As a fledgling scholar working in classical Hollywood, I was very excited when I heard about Trumbo, the biopic about the famed member of the Hollywood Ten. This group of screenwriters and directed would go down in history as a mostly principled group of men who refused to cave in to the anti-Communist paranoia that swept the nation in the wake of World War II.
The film essentially charts the process by which the Hollywood Ten is blacklisted by the industry due to their refusal to name names before HUAC. After languishing at King Brothers Productions (during which he is also compelled by economic necessity to take on more and more projects), Trumbo at last begins to claw his way back into respectability with The Wild One. However, it is not until a young actor and producer named Kirk Douglas (Dean O’Gorman) and a dour director named Otto Preminger (Christian Berkel) intercede that he finally breaks the blacklist, and Trumbo’s name is openly acknowledged in the credits of both Spartacus and Exodus. The film ends with a vindicated Trumbo delivering a heartfelt and deeply philosophical address to gathered Hollywood dignitaries.
Like many recent dramas, Trumbo strikes a delicate balance between portraying the 1950s in exacting and delicate detail, while also excoriating the period for its hypocrisy and repressiveness. The film does not allow for a great deal of ambiguity, and rightly so, as the fanatical overreach of HUAC destroyed the lives and careers of not just the Hollywood Ten, but also numerous other Hollywood professionals who saw their livelihoods demolished on even the faintest suspicion of Communist sympathies.
There are, fortunately, a few moments that undercut (or at least dilute) the more straightforwardly hagiographic tendencies. As the third act progresses, it becomes clear that Trumbo is not quite the loving and affectionate family man that everyone has believed. While the father/daughter film trope is a teensy bit on the lazy side, Cranston does a grand job bringing out the prickly and sometimes sanctimonious traits for which Trumbo became somewhat infamous.

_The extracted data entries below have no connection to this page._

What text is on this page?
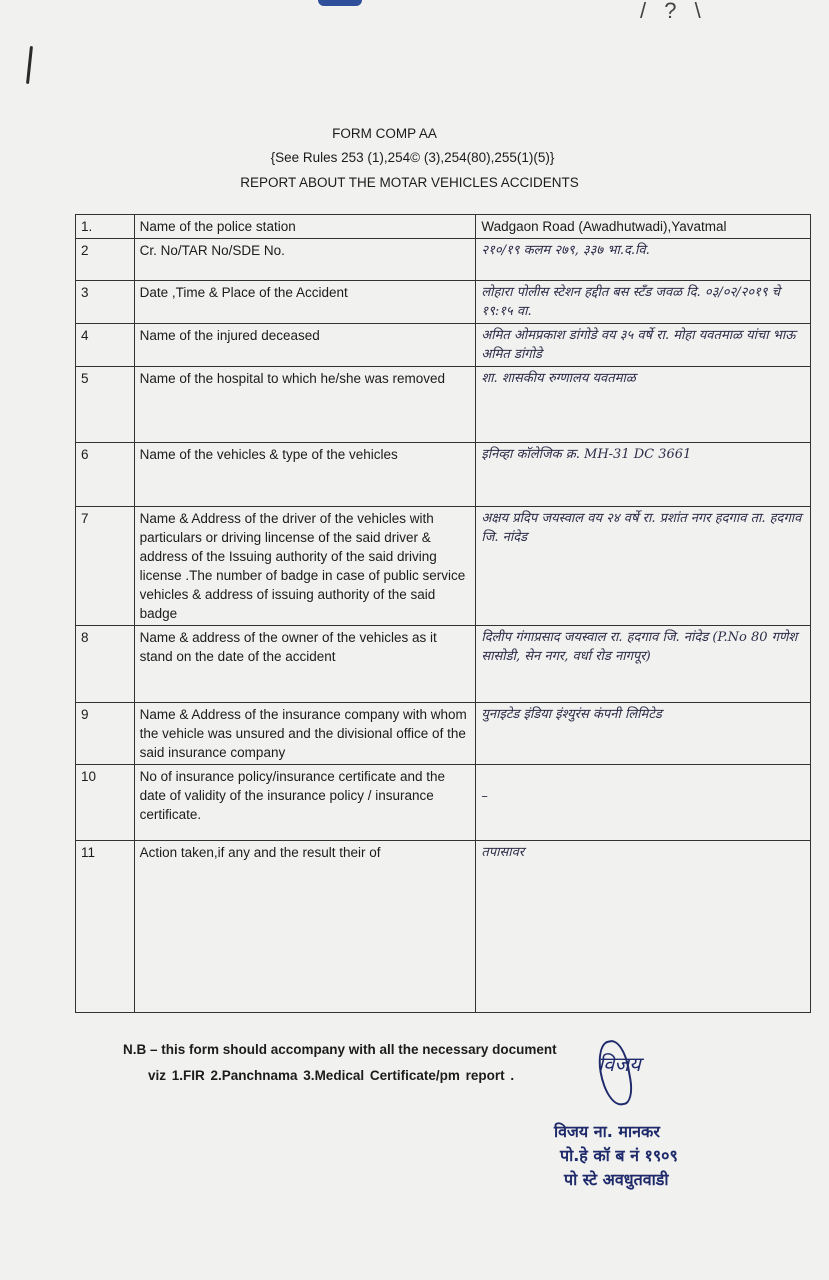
/ ? \
FORM COMP AA
{See Rules 253 (1),254© (3),254(80),255(1)(5)}
REPORT ABOUT THE MOTAR VEHICLES ACCIDENTS
1.	Name of the police station	Wadgaon Road (Awadhutwadi),Yavatmal
2	Cr. No/TAR No/SDE No.	२१०/१९ कलम २७९, ३३७ भा.द.वि.
3	Date ,Time & Place of the Accident	लोहारा पोलीस स्टेशन हद्दीत बस स्टँड जवळ दि. ०३/०२/२०१९ चे १९:१५ वा.
4	Name of the injured deceased	अमित ओमप्रकाश डांगोडे वय ३५ वर्षे रा. मोहा यवतमाळ यांचा भाऊ अमित डांगोडे
5	Name of the hospital to which he/she was removed	शा. शासकीय रुग्णालय यवतमाळ
6	Name of the vehicles & type of the vehicles	इनिव्हा कॉलेजिक क्र. MH-31 DC 3661
7	Name & Address of the driver of the vehicles with particulars or driving lincense of the said driver & address of the Issuing authority of the said driving license .The number of badge in case of public service vehicles & address of issuing authority of the said badge	अक्षय प्रदिप जयस्वाल वय २४ वर्षे रा. प्रशांत नगर हदगाव ता. हदगाव जि. नांदेड
8	Name & address of the owner of the vehicles as it stand on the date of the accident	दिलीप गंगाप्रसाद जयस्वाल रा. हदगाव जि. नांदेड (P.No 80 गणेश सासोडी, सेन नगर, वर्धा रोड नागपूर)
9	Name & Address of the insurance company with whom the vehicle was unsured and the divisional office of the said insurance company	युनाइटेड इंडिया इंश्युरंस कंपनी लिमिटेड
10	No of insurance policy/insurance certificate and the date of validity of the insurance policy / insurance certificate.	–
11	Action taken,if any and the result their of	तपासावर
N.B – this form should accompany with all the necessary document
viz 1.FIR 2.Panchnama 3.Medical Certificate/pm report .	विजय
विजय ना. मानकर
पो.हे कॉ ब नं १९०९
पो स्टे अवधुतवाडी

While Trumbo is the driving narrative center of the film, a few other characters gain nuanced treatment. Edward G. Robinson (Michael Stuhlbarg) emerges as a conflicted and somewhat tragic figure, an actor desperate to salvage his reputation and maintain his livelihood. Though we are not invited to condone his betrayal of his friends (including Trumbo), the film clearly wants us to sympathize with him. He makes the best decision in a terrible situation, and while the relationship between him and Trumbo never returns to its
While perhaps not nuanced, per se, Helen Mirren does an absolutely marvelous job bringing Hedda Hopper to life. Mirren has always excelled at playing powerful women willing to do whatever it takes to defend their principles, and say what you will about Hopper’s red-baiting, she was a woman stalwart in her (misguided) principles. While the film may give her too much credit for the imposition of the blacklist, she does have some memorable (and vicious) lines, as when she reveals her racism by reminding Louis B. Mayer of his scrupulously disguised Jewish identity, as a trait he shares with many of his fellow studio heads.
Several of the other players deserve accolades. John Goodman is splendidly vulgar as Frank King, Trumbo’s employer (a role that Goodman has honed to perfection). Diane Lane, while conveying the long-suffering yet fiercely independent Cleo Trumbo, is rather underused, while Elle Fanning hits an unfortunately strident note as Trumbo’s increasingly resentful daughter Nikola. And poor Stephen Root is almost invisible as Frank’s brother Hymie, while Dean O’Gorman captures the look of Kirk Douglas, without quite mastering the older actor’s unique verbal mannerisms.
Trumbo is one of those films that the Hollywood film industry loves to periodically produce. By granting Trumbo the last word, it allows the industry to atone for the sins of the past and to lionize those figures who it once did everything its power to destroy. The film holds valuable lessons for us in the present, as we find ourselves as a nation confronted with a not-dissimilar atmosphere of paranoia. Like Trumbo, we should all be very wary of those who would mobilize our fears and make us give up those things that we value most about America.